The FCC aims to expand competition for internet service in apartment buildings
In a unanimous vote, the Federal Communications Commission decided last week to open apartment and condominium buildings to more broadband competition.
A 2008 rule already on the books limited landlords’ ability to enter into exclusive deals with cable and internet service providers, but there were loopholes that effectively allowed providers and landlords to keep renters stuck with one ISP — at whatever price it wanted to charge.
The new rule would force landlords to disclose those arrangements and give renters more options.
Susan Crawford teaches law at Harvard. She said this move by the FCC is pro-consumer but doesn’t fully address the major issues around competition.
Susan Crawford: They’re saying you can’t have exclusive marketing deals that are undisclosed. But there’s no ban on the exclusive marketing deals themselves. We also know that the providers have often used what are called bulk billing arrangements in buildings. So, in exchange for access to the building, they’ll provide a bulk price for all the apartments there, and that also locks landlords and tenants in — and that’s not affected by this rule-making. So there are a variety of ways in which this ultimately may not make that much of a difference. It’s very difficult to enforce. And the bigger picture is that the lines running all the way up to the building are pretty non-competitive in the United States, particularly in metro areas. So it’s likely that the very low number of choices remains in place.

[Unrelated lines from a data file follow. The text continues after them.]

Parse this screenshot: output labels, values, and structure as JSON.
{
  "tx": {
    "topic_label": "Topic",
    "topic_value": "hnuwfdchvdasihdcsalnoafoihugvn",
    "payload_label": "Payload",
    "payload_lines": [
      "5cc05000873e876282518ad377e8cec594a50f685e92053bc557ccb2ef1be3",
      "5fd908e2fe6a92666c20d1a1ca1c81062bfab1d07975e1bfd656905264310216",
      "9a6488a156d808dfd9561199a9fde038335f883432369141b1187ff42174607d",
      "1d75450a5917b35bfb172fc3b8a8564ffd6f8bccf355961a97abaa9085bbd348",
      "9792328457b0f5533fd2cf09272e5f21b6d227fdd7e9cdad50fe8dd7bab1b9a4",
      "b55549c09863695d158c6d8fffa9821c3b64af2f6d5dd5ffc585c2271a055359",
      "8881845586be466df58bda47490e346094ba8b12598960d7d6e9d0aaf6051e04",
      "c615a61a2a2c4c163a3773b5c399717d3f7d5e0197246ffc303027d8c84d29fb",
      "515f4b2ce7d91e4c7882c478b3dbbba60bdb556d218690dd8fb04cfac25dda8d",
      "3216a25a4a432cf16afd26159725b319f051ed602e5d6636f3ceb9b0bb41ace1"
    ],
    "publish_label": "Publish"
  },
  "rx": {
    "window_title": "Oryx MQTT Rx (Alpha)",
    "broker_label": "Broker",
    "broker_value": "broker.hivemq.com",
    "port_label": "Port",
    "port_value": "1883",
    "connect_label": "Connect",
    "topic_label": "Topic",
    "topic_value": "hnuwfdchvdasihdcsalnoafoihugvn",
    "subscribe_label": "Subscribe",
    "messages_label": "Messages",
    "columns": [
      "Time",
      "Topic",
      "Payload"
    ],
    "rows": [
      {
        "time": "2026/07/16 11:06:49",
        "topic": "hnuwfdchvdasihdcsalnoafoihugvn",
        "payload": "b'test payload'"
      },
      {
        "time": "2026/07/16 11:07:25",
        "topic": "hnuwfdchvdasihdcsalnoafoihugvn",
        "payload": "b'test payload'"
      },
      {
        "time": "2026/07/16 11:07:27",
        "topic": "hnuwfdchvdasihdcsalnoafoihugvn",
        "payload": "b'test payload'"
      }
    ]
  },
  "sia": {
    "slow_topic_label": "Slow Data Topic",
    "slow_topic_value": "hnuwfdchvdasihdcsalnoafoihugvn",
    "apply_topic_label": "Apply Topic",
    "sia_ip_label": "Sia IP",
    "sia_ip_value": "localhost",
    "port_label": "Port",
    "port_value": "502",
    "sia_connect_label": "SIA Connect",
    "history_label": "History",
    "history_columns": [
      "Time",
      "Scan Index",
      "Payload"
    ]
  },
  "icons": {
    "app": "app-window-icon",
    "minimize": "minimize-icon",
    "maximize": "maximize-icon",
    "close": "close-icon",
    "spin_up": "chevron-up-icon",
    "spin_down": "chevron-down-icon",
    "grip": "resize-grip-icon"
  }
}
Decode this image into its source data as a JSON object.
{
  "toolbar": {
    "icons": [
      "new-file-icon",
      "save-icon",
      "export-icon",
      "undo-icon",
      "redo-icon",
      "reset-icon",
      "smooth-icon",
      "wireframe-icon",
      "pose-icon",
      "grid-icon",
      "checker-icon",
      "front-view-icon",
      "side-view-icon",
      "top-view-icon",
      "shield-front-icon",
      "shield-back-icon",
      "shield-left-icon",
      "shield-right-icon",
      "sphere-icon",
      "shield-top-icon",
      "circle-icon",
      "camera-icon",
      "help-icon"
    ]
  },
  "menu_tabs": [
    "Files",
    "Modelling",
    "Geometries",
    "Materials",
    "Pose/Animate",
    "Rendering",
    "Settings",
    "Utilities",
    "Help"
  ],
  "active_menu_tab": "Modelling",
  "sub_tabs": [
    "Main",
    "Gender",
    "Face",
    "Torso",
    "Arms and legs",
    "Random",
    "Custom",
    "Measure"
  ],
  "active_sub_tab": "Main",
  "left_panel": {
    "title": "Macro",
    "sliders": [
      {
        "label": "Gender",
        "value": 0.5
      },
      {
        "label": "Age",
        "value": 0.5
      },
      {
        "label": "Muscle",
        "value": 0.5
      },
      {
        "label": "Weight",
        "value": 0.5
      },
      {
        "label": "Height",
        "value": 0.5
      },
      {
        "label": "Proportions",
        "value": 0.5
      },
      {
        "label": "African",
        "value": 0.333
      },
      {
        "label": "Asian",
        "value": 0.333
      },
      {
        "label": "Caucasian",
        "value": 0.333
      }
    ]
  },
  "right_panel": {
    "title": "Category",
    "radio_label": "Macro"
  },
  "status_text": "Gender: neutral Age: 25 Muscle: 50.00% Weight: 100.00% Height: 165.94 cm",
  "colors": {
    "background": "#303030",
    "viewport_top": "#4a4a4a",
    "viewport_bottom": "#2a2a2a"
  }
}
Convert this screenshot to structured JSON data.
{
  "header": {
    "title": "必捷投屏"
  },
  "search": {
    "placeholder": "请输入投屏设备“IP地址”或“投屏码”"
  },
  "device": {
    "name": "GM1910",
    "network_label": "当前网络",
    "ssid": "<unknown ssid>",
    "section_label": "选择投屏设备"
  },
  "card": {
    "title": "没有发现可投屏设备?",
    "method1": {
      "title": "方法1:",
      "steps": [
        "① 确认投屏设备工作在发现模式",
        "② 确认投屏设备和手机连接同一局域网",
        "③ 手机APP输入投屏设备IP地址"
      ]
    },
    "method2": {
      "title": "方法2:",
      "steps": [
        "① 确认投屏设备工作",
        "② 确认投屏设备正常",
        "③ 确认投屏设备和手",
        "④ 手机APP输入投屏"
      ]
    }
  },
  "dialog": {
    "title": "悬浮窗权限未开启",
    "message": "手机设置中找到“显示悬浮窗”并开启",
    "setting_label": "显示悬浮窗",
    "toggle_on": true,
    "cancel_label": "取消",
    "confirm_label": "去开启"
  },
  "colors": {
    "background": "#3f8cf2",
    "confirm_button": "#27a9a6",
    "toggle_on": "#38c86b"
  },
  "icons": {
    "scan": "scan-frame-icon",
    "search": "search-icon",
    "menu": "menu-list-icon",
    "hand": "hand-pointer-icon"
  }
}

Kimberly Adams: With all of those caveats that you mentioned earlier, if I’m a renter and I’m presented with one option for an internet service provider, what are my options? What can I do?
Crawford: Well, we’re putting a lot of weight on apartment dwellers to organize and come to the landlord and say, “We’d really like to have another choice.” But short of that, there’s not much leverage that a tenant has.
Adams: So what happens now?
Crawford: The FCC will try to come up with rules to do its best to carry out this order that they’ve issued recently. And tenants, I hope, will get the news that they should be asking a lot of questions about what providers could conceivably come into their building. So this may be in the nature of a consumer awareness campaign, that just because you’re an apartment building does not mean that you should just have one choice of internet access provider.
Adams: So then what, I guess, is the point of this?
Crawford: Well, it’s a pro-consumer move. It’s saying to landlords that people will be watching, I guess, if there are payoffs running between the broadband provider and the landlord. Look, the bigger picture is that cities and states get a giant payoff from cable providers — they get 5% of video revenue from those providers. And so it’s not in their incentive, in their interest really, to change the competitive picture in metro areas. If you live in Paris, for the last 12 years, the French government has required that all new buildings with more than 12 units in them have fiber running to the basement of the building, that the landlord doesn’t get to block that. We have nothing of that kind in the United States, nor do we have any rules saying that you have to use city infrastructure that’s shared to provide internet access. And that’s the case in many Northern European countries. So we’re in a pretty backward situation when it comes to competition overall.
Adams: What does this change mean for landlords?
Crawford: Well, certainly there are no exclusive revenue-sharing deals allowed anymore under this order. So they should not be making those sorts of arrangements. They should not be engaging in a particular chicanery, which is to have the broadband provider sell the wires it owns in the building to the landlord, and then have the landlord lease back those wires to an exclusive provider. That was being done across America, and the FCC has blocked that. So landlords will have to be on their toes and pay attention to these rules.
Adams: Any sense that this is actually going to make internet cheaper for anyone?
Crawford: Look, we’re not addressing the profound structural lack of competition in America. That would take much braver policy than this particular order exemplifies. It is a step, though, along the road to saying that high-speed internet access really is a utility, like sewerage and water and gas, that should be part of a thriving life no matter where you live. So we’re moving along that path. We just have a long way to go.
Related links: More insight from Kimberly Adams
Here’s a link to the FCC’s latest ruling, as well as the commission’s 2008 rule. In case you want more of a summary, PCMag has a good one.
In our conversation, Crawford mentioned that some cities and states get 5% of the revenue from major internet and cable providers. There’s a story up on Governing.com explaining that “franchise fee.” But as the article notes, with more and more people “cutting the cord,” many states and cities across the country are trying to figure out how to get streaming companies to pay that franchise tax.
Suffice it to say, between the moment we are in right now and full acknowledgment of high-speed internet as a utility, a lot of systems and rules will probably have to change.